The trouble is what’s happening east of the line. Consumption there rose by a quarter over the same period, and since the region already accounted for about 70% of coal demand, that has driven the global tally up by nearly 10%. If Asia — and in particular China, which accounts for about half the world’s coal consumption — can’t break the habit, devastating climate change will be unavoidable.

The Best of Times, the Worst of Times

Coal consumption has fallen by a quarter west of Cairo over the past decade. East of there, it’s risen by about the same amount

Source: BP Statistical Review

On that front, good news may finally be emerging. Beijing is lifting its energy-transition ambitions in its 14th five-year plan, running from 2021 to 2025, people familiar with the matter have told Bloomberg News. A plan to derive 20% of its primary energy from non-fossil fuels may be brought forward by five years from 2030 and the share of coal in the energy mix cut to 52% by the same date from 57.5% this year, according to the report.
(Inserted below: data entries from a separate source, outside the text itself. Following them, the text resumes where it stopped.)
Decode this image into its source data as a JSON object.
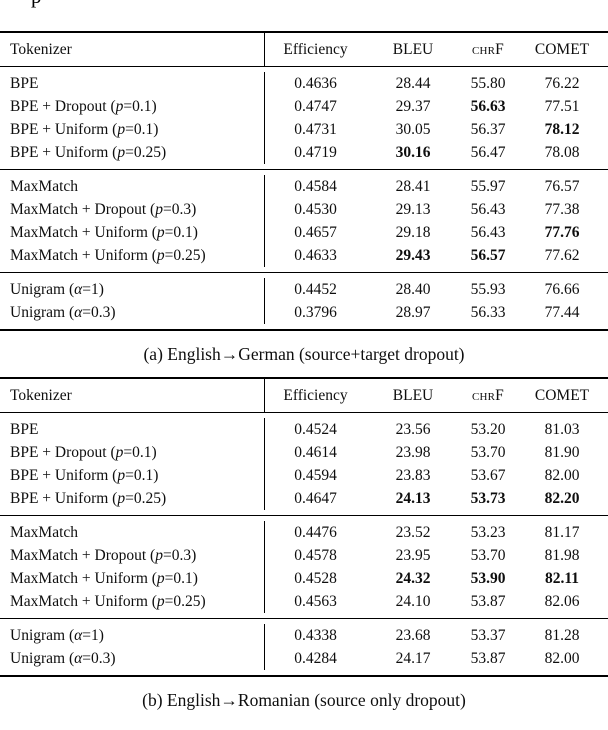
{
  "page": {
    "top_fragment": "p"
  },
  "tables": [
    {
      "caption": "(a) English→German (source+target dropout)",
      "columns": {
        "tokenizer": "Tokenizer",
        "efficiency": "Efficiency",
        "bleu": "BLEU",
        "chrf": "chrF",
        "comet": "COMET"
      },
      "groups": [
        {
          "rows": [
            {
              "label": "BPE",
              "efficiency": "0.4636",
              "bleu": "28.44",
              "chrf": "55.80",
              "comet": "76.22",
              "bold": []
            },
            {
              "label": "BPE + Dropout (<i>p</i>=0.1)",
              "efficiency": "0.4747",
              "bleu": "29.37",
              "chrf": "56.63",
              "comet": "77.51",
              "bold": [
                "chrf"
              ]
            },
            {
              "label": "BPE + Uniform (<i>p</i>=0.1)",
              "efficiency": "0.4731",
              "bleu": "30.05",
              "chrf": "56.37",
              "comet": "78.12",
              "bold": [
                "comet"
              ]
            },
            {
              "label": "BPE + Uniform (<i>p</i>=0.25)",
              "efficiency": "0.4719",
              "bleu": "30.16",
              "chrf": "56.47",
              "comet": "78.08",
              "bold": [
                "bleu"
              ]
            }
          ]
        },
        {
          "rows": [
            {
              "label": "MaxMatch",
              "efficiency": "0.4584",
              "bleu": "28.41",
              "chrf": "55.97",
              "comet": "76.57",
              "bold": []
            },
            {
              "label": "MaxMatch + Dropout (<i>p</i>=0.3)",
              "efficiency": "0.4530",
              "bleu": "29.13",
              "chrf": "56.43",
              "comet": "77.38",
              "bold": []
            },
            {
              "label": "MaxMatch + Uniform (<i>p</i>=0.1)",
              "efficiency": "0.4657",
              "bleu": "29.18",
              "chrf": "56.43",
              "comet": "77.76",
              "bold": [
                "comet"
              ]
            },
            {
              "label": "MaxMatch + Uniform (<i>p</i>=0.25)",
              "efficiency": "0.4633",
              "bleu": "29.43",
              "chrf": "56.57",
              "comet": "77.62",
              "bold": [
                "bleu",
                "chrf"
              ]
            }
          ]
        },
        {
          "rows": [
            {
              "label": "Unigram (<i>α</i>=1)",
              "efficiency": "0.4452",
              "bleu": "28.40",
              "chrf": "55.93",
              "comet": "76.66",
              "bold": []
            },
            {
              "label": "Unigram (<i>α</i>=0.3)",
              "efficiency": "0.3796",
              "bleu": "28.97",
              "chrf": "56.33",
              "comet": "77.44",
              "bold": []
            }
          ]
        }
      ]
    },
    {
      "caption": "(b) English→Romanian (source only dropout)",
      "columns": {
        "tokenizer": "Tokenizer",
        "efficiency": "Efficiency",
        "bleu": "BLEU",
        "chrf": "chrF",
        "comet": "COMET"
      },
      "groups": [
        {
          "rows": [
            {
              "label": "BPE",
              "efficiency": "0.4524",
              "bleu": "23.56",
              "chrf": "53.20",
              "comet": "81.03",
              "bold": []
            },
            {
              "label": "BPE + Dropout (<i>p</i>=0.1)",
              "efficiency": "0.4614",
              "bleu": "23.98",
              "chrf": "53.70",
              "comet": "81.90",
              "bold": []
            },
            {
              "label": "BPE + Uniform (<i>p</i>=0.1)",
              "efficiency": "0.4594",
              "bleu": "23.83",
              "chrf": "53.67",
              "comet": "82.00",
              "bold": []
            },
            {
              "label": "BPE + Uniform (<i>p</i>=0.25)",
              "efficiency": "0.4647",
              "bleu": "24.13",
              "chrf": "53.73",
              "comet": "82.20",
              "bold": [
                "bleu",
                "chrf",
                "comet"
              ]
            }
          ]
        },
        {
          "rows": [
            {
              "label": "MaxMatch",
              "efficiency": "0.4476",
              "bleu": "23.52",
              "chrf": "53.23",
              "comet": "81.17",
              "bold": []
            },
            {
              "label": "MaxMatch + Dropout (<i>p</i>=0.3)",
              "efficiency": "0.4578",
              "bleu": "23.95",
              "chrf": "53.70",
              "comet": "81.98",
              "bold": []
            },
            {
              "label": "MaxMatch + Uniform (<i>p</i>=0.1)",
              "efficiency": "0.4528",
              "bleu": "24.32",
              "chrf": "53.90",
              "comet": "82.11",
              "bold": [
                "bleu",
                "chrf",
                "comet"
              ]
            },
            {
              "label": "MaxMatch + Uniform (<i>p</i>=0.25)",
              "efficiency": "0.4563",
              "bleu": "24.10",
              "chrf": "53.87",
              "comet": "82.06",
              "bold": []
            }
          ]
        },
        {
          "rows": [
            {
              "label": "Unigram (<i>α</i>=1)",
              "efficiency": "0.4338",
              "bleu": "23.68",
              "chrf": "53.37",
              "comet": "81.28",
              "bold": []
            },
            {
              "label": "Unigram (<i>α</i>=0.3)",
              "efficiency": "0.4284",
              "bleu": "24.17",
              "chrf": "53.87",
              "comet": "82.00",
              "bold": []
            }
          ]
        }
      ]
    }
  ]
}
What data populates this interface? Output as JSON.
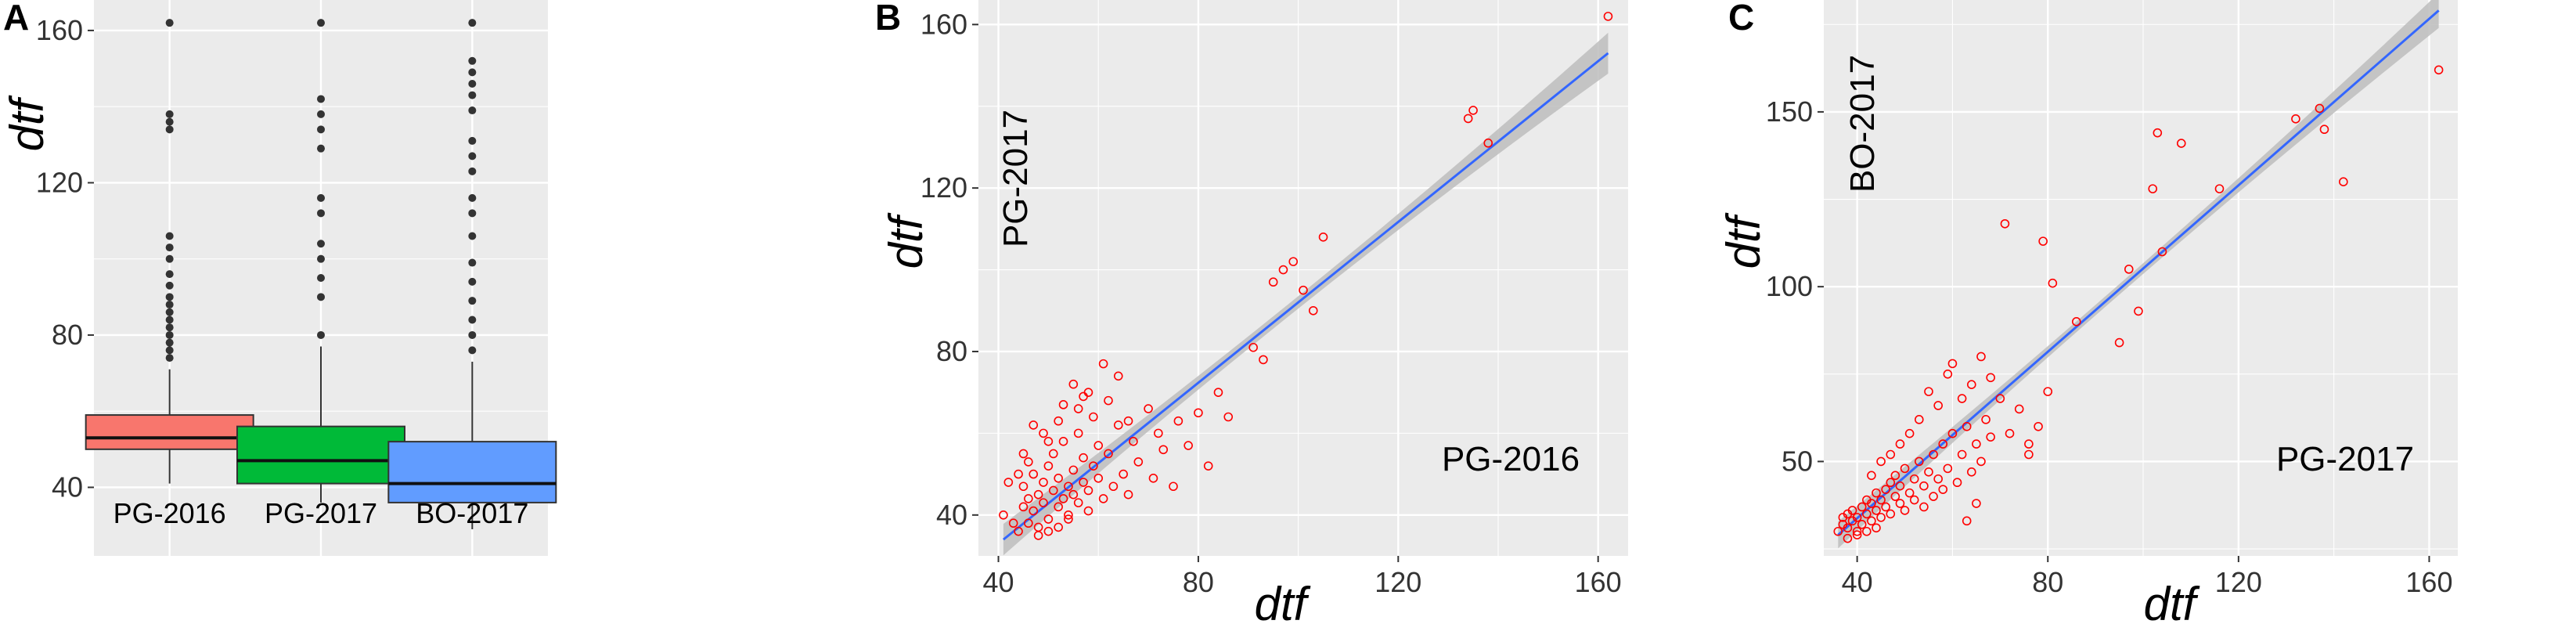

Adjust the figures according to those rules of thumb, and things come more into focus. Electricity accounts for about 48% of China’s final energy mix. If 20% is going to come from non-fossil fuels, that means about 42% of China’s grid in 2025 will be renewable- or nuclear-powered, up from about 32% at present.

Sunrise

Installations of wind and solar generation in China may have to sharply accelerate under its 14th five-year plan

Source: BloombergNEF, Industrial Securities, Bloomberg Opinion calculations

Note: “Five-year plan” denotes the upper end of Industrial Securities’ estimates of required capacity build-out.

Assuming current rates of electricity demand growth of about 5% or so a year continue, that’s going to require a blistering build-out of wind, solar, nuclear and hydro-electric generation — especially the first two. At present, China has about 241 gigawatts of wind turbines, 180GW of utility-scale solar and 86GW of rooftop photovoltaic panels. The government’s target would require 80GW to 115GW of new solar to be installed every year, as well as 36GW to 45GW of wind, according to a note from Industrial Securities Co. No wonder shares of Chinese renewables companies have been surging as reports of the plans have spread.

China already has more than a third of the world’s wind and solar generation capacity. Meeting those levels of installations would almost double its installed wind base in five years, and leave solar facilities more than three times the size of the current utility-scale fleet.